|The aeronautical distractions, bottom to top in order of preference|
The bottom two planes in the above photo are my favorites. The Parkzone micro T-28 (second from bottom), and an E-flite micro Beast (bottom). The T-28 is a very fun plane to fly. It's very well behaved, yet still pretty maneuverable - loops, rolls, and other stunts are pretty easy. Relaxing and fun. It also has the distinction of being the only micro RC plane I haven't crashed (if you don't count a few bad landings). The Beast is, well, a beast. It's the only plane in the bunch to have a brushless motor and a 2 cell (7.4 volt) lipo battery - the others are all single cell. It's got very large control surfaces. It goes fast, can turn on a dime, and can roll fast enough so you loose orientation (i.e. you think it's rightside up when it's upside down).
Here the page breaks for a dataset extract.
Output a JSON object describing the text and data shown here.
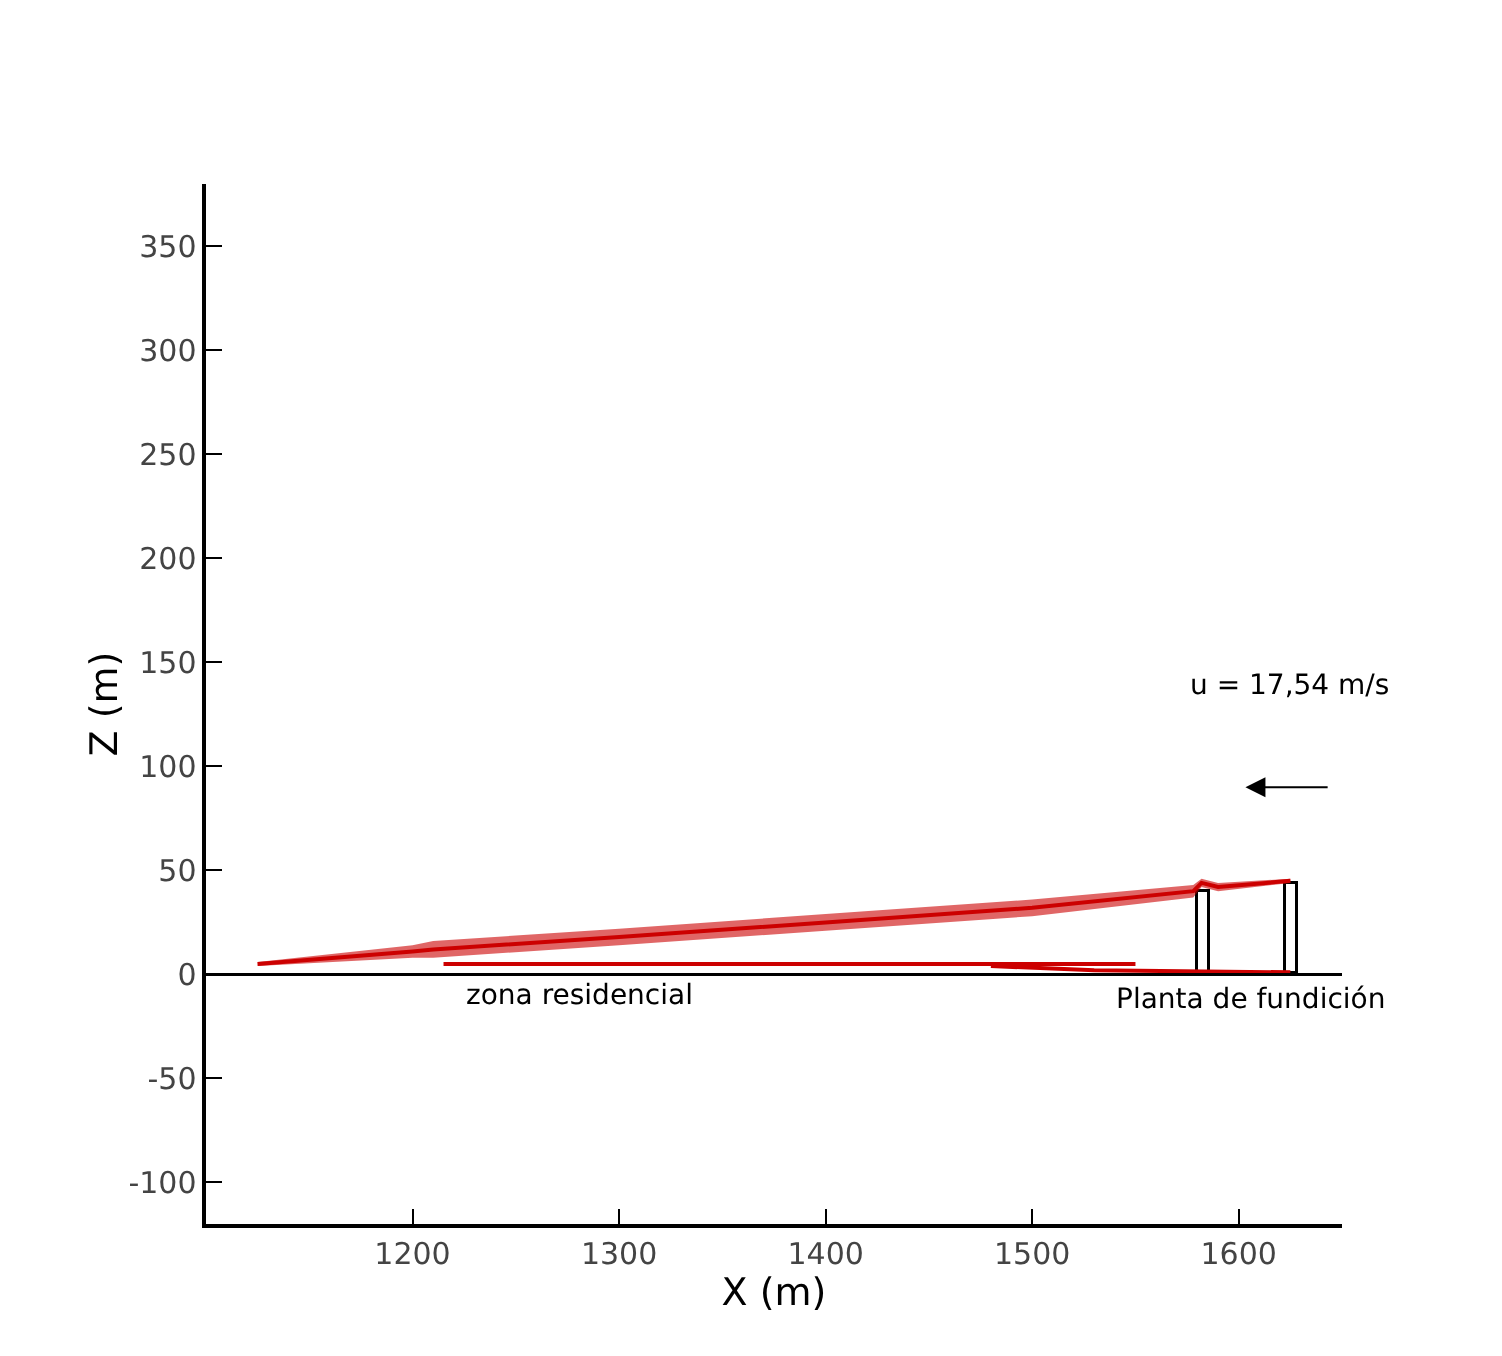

It does exactly what you tell it to do, and has no self correcting tendencies (if you let go of the controls it won't level out). It can get into a lot of trouble very fast. If you look closely you'll see the that left top wing has been broken off right at the inside corner of the aileron. The bottom wing has been broken twice. The guy wires have been popped off a couple times. The nose has been mushed in once. Medium thickness foam safe CA with a kicker can work wonders. But the wing does have a slight twist to it now that messes up some maneuvers. It's still in good enough shape to teach me a few more things though. It is most definitely NOT relaxing to fly (at least at my current skill level), but it is a lot of fun.
To tie this back into model railroading, you'll notice the planes are sitting on the benchwork of the N scale Palmer Industrial Park - in fact they're sitting on Trans Plastics. That photo was taken after I finished installing and painting the fascia (the subject of the next post I'll write), but before I finished tracing the pounce wheel dents in the foam with black magic marker to make the track plan more visible.
Now that the weather is colder and the wind seems to insist on being too gusty to fly these little planes when it's still light enough to see them, perhaps I'll get back to some more model railroading.